Why Tech Writers Feel Like Bartleby The Scrivener
Sometimes, being a technical writer is enough to make you run screaming for the comparable simplicity of a sales clerk job at Barnes & Noble. Or to a cabin deep in the woods of Western Massachusetts.
Mars Girl, a tech writer in Ohio, recently wrote about her frustrations with her current contract — a gig that has not, to date, yielded the professional fruits of growth and fulfillment she’d hoped for.
I laughed a lot while reading her saga — laughed out of amusement, empathy, and commiseration. In her paragraphs, most any working tech writer will find something they relate to. The stories we all could tell would keep Scott Adams in Dilbert storylines for decades.
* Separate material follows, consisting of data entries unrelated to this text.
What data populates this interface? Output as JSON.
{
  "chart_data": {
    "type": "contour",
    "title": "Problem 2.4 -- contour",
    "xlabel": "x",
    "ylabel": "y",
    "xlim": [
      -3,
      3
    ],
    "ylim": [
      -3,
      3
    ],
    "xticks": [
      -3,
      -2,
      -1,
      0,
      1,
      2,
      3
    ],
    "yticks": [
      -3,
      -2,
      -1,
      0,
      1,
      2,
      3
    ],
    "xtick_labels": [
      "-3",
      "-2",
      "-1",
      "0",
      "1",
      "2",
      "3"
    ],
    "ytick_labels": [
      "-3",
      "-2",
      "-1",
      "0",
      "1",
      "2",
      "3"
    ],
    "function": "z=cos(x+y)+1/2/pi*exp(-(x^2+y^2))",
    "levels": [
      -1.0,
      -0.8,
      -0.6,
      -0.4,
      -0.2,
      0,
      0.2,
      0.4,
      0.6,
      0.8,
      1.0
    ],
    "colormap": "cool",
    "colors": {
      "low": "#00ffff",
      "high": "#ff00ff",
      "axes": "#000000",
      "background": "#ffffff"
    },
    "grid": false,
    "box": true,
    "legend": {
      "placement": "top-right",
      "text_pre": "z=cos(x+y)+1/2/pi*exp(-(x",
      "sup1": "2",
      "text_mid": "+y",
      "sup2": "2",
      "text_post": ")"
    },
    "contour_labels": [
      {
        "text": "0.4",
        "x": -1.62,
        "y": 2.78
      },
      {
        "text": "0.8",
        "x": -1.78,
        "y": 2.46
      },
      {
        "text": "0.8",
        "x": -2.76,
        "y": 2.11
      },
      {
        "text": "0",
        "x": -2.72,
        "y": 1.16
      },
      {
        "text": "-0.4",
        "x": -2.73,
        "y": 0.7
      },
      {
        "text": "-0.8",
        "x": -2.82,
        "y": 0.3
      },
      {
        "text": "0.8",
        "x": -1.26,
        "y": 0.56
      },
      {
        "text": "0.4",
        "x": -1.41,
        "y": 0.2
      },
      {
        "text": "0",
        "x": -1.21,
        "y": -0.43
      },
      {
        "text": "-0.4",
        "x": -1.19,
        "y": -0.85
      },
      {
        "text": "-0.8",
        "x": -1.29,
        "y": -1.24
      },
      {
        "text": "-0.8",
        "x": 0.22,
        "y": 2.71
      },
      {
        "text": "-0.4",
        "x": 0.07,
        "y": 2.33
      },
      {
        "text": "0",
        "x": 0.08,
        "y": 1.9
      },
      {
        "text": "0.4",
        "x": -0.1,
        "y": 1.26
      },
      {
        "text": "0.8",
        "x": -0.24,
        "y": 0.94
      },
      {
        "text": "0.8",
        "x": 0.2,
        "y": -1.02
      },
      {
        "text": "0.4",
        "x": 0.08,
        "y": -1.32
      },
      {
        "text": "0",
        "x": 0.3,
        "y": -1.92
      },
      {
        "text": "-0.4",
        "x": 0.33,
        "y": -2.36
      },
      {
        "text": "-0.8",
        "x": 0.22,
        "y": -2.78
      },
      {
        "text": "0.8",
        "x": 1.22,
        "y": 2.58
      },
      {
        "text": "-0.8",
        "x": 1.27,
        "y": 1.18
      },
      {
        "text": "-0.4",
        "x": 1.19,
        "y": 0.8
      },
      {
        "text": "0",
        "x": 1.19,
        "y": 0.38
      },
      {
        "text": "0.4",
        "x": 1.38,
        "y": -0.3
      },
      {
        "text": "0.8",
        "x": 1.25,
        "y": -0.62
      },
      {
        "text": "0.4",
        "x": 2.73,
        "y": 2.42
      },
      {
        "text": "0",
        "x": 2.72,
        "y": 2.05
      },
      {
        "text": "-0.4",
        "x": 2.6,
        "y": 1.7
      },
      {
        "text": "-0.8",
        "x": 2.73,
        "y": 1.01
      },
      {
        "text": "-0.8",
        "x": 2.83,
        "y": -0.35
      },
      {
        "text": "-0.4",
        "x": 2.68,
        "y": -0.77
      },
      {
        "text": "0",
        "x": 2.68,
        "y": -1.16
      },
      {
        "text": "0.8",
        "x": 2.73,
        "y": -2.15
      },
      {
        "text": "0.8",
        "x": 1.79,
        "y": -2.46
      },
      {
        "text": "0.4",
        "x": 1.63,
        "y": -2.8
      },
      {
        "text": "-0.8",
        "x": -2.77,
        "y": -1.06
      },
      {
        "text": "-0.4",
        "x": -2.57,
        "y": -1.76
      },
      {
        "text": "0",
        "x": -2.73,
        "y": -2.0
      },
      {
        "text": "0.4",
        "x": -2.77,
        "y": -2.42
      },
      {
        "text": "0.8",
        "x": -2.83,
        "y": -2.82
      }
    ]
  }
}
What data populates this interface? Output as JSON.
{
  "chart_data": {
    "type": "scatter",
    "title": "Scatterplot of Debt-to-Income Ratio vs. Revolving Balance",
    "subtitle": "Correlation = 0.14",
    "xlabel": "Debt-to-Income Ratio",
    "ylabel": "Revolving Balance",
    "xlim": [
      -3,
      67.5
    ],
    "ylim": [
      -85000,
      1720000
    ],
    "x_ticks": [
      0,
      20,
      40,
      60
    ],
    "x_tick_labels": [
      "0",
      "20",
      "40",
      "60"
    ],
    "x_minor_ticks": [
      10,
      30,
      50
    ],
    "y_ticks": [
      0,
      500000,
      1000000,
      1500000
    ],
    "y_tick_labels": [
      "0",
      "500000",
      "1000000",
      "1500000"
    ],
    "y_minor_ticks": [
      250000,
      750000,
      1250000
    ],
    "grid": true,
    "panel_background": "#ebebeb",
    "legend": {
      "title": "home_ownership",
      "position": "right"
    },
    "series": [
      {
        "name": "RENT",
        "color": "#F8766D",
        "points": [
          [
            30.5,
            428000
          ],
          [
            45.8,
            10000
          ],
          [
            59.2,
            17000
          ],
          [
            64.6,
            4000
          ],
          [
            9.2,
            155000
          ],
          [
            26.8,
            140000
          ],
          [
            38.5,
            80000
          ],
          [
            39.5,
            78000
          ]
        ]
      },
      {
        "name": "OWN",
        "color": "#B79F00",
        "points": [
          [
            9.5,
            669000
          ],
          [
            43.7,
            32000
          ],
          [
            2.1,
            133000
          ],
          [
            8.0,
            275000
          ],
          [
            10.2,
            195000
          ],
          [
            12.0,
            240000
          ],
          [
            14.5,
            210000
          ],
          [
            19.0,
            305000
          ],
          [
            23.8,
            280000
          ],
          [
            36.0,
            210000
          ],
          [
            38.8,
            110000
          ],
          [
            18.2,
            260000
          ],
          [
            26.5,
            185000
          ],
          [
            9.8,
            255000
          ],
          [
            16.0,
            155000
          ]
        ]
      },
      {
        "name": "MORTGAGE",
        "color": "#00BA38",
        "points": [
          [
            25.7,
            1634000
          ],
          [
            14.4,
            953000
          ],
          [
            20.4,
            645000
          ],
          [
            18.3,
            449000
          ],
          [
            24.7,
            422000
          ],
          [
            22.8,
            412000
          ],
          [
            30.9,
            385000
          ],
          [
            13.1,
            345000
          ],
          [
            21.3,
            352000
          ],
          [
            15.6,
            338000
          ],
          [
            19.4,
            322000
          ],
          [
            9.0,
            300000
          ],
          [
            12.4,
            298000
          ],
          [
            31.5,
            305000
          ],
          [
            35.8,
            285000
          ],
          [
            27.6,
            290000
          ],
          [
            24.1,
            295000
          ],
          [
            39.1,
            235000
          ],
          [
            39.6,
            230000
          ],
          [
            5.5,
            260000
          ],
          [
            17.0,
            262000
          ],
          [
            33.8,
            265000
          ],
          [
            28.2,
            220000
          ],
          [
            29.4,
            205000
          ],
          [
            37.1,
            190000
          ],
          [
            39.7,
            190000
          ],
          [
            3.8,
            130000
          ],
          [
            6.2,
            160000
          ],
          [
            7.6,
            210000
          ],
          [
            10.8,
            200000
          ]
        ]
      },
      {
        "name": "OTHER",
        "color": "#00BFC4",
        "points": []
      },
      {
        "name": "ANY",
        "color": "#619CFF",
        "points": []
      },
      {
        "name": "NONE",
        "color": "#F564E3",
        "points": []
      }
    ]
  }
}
Too many folks, not just tech writers, work for companies that seem caught in an endless loop of misdirection and no direction. They have processes and flowcharts that, while detailed, don’t always reflect what’s actually having to be done on a day-to-day basis…many times at management’s own instruction. This Shtikl comic, I think, perfectly illustrates these environments. The sad thing is that the folks who can least afford to be lost are the same ones who are lost…and clueless about the fact that they are.
Similarly, there’s the environments where there actually is a direction…it just seems to take unnecessarily long to get from Point A to Point B. I call it management by cowpath. If you ever read the old “Family Circus” cartoons, you can probably remember the circuituous paths home that Billy would take from school or Jeffy would take from a friend’s house. A Brevity comic strip used a tumbleweed and a flock of sheep for its metaphor; coming to the top of a hill, the sheep leading a flock of hundreds says, while looking at what was in front of them for presumably miles, “Oh brother, we’ve been following a tumbleweed this whole time.” You know you’re headed somewhere. Eventually.
So, Mars Girl, we all feel your pain. We’ve all either been there — or are there. The best you can do is give it a good college try while simultaneously planning your exit strategy. And in the meantime, when the exasperation runneth over, perhaps another Shtikl comic’s blunt sarcasm will help remind you that you do have comrades-in-arms. And that you’re not the one who’s crazy.